Ireland is the second-worst country in Europe for sick pay, according to The Compensation Experts, while Iceland comes out on top.
In a Laya Healthcare survey late last year, 80pc of more than 1,000 employees said they hadn’t taken any sick leave since the pandemic kicked off in March. At the time, Laya’s head of health and wellbeing, Sinead Proos, highlighted the “profound” impact Covid was having on people’s mental health.
So why aren’t people calling in sick? One reason could be the standard of sick pay here in Ireland. According to The Compensation Experts, Ireland is one of the worst countries in Europe for sick pay, second only to Malta.

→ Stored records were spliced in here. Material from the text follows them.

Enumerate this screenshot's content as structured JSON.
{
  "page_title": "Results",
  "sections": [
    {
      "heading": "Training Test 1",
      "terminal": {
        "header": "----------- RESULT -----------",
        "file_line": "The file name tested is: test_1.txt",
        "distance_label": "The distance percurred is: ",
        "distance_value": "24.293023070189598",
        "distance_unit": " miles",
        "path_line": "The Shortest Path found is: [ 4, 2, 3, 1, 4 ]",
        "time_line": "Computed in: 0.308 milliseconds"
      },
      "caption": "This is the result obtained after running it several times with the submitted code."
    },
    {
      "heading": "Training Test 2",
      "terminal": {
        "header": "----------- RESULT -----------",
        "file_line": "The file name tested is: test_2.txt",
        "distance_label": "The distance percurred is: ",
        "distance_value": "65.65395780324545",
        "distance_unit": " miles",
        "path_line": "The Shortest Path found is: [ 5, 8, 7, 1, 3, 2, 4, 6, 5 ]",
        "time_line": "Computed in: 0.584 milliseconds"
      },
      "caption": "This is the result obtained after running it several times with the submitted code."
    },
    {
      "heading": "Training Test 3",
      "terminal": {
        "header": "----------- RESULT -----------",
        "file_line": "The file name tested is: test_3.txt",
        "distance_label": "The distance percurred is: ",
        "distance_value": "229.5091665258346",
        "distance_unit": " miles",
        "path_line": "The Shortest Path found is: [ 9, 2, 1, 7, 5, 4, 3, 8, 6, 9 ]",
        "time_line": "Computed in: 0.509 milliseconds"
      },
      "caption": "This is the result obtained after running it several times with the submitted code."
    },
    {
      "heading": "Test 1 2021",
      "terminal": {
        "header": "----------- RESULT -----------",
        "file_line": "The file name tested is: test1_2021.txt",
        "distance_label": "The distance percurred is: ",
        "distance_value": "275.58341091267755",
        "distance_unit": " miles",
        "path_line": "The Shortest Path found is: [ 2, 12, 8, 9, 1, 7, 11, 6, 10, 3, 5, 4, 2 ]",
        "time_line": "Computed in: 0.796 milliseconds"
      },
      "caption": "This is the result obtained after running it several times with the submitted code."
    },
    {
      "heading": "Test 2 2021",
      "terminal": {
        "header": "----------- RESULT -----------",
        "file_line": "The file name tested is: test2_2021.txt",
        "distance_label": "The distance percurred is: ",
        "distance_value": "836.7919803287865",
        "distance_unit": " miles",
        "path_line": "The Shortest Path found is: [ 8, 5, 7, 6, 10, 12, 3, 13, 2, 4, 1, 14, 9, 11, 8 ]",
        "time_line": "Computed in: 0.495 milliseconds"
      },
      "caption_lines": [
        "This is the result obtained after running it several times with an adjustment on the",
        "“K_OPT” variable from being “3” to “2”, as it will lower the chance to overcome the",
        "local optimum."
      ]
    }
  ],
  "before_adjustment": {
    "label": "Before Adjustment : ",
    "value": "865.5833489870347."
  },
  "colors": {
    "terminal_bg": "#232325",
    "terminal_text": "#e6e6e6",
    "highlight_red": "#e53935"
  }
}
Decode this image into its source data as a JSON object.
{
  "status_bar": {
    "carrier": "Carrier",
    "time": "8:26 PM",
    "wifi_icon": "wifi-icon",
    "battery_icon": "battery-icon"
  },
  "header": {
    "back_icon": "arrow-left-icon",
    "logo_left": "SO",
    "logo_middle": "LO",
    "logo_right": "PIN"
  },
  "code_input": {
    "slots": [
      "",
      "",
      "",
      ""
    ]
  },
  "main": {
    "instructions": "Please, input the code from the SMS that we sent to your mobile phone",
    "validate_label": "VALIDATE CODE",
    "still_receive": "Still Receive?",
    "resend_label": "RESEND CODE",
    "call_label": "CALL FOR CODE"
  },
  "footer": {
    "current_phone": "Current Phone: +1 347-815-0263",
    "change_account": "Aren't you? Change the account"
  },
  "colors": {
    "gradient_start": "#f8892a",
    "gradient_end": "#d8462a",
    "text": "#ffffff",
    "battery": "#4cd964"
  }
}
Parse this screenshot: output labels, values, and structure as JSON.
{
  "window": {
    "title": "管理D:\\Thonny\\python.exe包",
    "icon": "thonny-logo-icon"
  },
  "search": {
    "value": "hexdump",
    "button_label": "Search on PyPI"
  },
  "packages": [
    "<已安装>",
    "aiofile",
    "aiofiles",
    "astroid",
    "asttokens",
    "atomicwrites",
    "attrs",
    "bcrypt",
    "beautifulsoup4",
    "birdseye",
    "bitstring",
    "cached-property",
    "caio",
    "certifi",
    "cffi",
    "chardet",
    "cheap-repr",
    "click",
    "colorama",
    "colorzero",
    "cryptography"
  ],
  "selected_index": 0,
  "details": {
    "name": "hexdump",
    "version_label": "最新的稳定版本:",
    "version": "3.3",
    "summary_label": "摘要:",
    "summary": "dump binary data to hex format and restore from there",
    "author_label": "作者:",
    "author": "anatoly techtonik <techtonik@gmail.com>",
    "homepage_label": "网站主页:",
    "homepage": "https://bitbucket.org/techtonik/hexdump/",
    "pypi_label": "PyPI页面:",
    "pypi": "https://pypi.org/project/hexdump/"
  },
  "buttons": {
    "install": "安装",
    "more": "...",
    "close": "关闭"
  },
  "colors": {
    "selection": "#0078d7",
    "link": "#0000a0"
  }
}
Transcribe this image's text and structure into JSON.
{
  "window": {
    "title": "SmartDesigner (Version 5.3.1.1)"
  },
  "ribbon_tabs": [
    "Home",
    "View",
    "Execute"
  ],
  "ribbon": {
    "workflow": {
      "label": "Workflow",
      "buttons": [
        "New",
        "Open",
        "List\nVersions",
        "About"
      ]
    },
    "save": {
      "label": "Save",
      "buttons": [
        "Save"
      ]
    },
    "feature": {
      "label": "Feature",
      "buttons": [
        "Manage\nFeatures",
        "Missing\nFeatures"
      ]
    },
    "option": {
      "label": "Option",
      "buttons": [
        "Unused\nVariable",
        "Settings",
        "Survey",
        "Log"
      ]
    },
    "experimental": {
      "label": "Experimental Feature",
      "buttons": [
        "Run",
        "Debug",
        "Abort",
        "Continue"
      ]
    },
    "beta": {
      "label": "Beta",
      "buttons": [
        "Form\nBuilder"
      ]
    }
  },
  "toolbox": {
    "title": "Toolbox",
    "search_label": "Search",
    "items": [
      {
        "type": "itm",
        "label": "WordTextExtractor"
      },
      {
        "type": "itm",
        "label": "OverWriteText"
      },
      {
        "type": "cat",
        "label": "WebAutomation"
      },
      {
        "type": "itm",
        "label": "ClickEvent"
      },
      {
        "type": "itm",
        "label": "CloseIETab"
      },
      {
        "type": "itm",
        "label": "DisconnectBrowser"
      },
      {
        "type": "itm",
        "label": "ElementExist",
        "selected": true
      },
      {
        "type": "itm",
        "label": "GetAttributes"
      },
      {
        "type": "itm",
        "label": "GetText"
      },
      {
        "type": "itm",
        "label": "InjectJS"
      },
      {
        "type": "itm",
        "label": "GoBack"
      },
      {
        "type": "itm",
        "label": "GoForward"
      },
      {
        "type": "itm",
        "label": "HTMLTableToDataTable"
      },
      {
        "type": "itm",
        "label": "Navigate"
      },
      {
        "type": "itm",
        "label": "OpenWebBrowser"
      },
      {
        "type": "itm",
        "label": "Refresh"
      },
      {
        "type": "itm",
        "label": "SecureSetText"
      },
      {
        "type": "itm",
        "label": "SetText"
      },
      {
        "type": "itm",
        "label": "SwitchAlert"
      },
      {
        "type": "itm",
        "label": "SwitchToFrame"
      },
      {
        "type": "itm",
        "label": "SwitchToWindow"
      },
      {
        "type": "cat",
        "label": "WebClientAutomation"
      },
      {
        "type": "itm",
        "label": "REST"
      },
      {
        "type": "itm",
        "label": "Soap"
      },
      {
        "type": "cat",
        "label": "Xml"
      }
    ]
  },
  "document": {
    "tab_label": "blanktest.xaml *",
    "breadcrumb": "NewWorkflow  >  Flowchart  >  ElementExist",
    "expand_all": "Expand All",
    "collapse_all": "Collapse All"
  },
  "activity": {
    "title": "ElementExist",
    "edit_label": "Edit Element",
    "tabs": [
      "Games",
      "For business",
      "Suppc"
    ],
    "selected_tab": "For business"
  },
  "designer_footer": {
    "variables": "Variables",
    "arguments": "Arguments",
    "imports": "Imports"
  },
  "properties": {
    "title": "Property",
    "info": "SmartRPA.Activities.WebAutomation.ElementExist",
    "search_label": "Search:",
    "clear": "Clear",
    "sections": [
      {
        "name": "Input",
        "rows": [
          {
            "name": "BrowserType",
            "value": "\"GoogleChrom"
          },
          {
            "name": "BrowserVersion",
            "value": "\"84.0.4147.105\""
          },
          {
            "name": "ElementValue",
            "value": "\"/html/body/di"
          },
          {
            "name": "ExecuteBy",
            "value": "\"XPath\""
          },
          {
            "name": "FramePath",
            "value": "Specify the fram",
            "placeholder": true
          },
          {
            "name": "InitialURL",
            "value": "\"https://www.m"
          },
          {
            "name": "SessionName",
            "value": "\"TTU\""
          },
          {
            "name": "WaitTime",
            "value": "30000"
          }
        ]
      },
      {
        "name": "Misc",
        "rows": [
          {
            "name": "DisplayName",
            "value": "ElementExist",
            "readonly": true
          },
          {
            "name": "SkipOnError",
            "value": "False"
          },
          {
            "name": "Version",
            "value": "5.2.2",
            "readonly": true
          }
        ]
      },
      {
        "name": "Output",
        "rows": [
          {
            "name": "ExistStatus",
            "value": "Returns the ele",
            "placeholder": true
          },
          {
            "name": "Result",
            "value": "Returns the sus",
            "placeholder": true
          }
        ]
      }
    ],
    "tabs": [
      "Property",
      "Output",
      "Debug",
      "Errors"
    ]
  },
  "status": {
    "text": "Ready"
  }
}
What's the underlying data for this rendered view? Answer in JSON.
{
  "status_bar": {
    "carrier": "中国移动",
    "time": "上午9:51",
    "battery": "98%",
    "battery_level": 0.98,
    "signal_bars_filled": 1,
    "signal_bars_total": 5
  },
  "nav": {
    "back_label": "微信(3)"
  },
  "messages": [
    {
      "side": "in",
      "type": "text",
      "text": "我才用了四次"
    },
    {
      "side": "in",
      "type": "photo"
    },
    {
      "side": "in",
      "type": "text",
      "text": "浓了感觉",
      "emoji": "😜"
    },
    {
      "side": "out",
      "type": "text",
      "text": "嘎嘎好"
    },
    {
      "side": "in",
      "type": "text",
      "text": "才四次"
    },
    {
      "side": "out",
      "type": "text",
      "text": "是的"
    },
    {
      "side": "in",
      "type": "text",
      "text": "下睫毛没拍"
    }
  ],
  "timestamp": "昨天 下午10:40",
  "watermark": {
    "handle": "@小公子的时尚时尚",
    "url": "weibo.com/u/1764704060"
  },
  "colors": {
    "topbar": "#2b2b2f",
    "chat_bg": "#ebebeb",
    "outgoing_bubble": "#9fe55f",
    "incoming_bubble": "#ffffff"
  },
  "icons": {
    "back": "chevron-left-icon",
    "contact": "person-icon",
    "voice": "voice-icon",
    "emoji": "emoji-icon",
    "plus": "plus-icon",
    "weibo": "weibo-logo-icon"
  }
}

Ireland ranks so low because it has no legal minimum sick pay. Instead, the amount of sick pay an employee is entitled to is determined in their contract.
The Compensation Experts analysed sick-pay packages across every country in Europe and ranked them based on their minimum and maximum figures.
Iceland came out on top for its sick-pay package. For every month an Icelandic person has been employed, they are entitled to a minimum of two days of sick leave with 100pc of their wage.
Close behind Iceland were Norway and Denmark. Workers in these countries are also given 100pc of their salaries, with Norwegian employees covered by the government for up to a year and Danish employees covered for up to 22 weeks.
Germany ranked just outside the top five. German workers are allowed between 70pc and 100pc of their salaries for up to 84 weeks. Rounding out the top 10 were countries offering similar percentages but for varying timeframes, such as Finland, Switzerland, Monaco and Montenegro.
Joining Ireland in the lower ranks were the UK, where government support no longer applies after four sick days, and Ukraine, where there is no formal timeline for illness compensation and employees can legally be fired if they’re sick for longer than four months.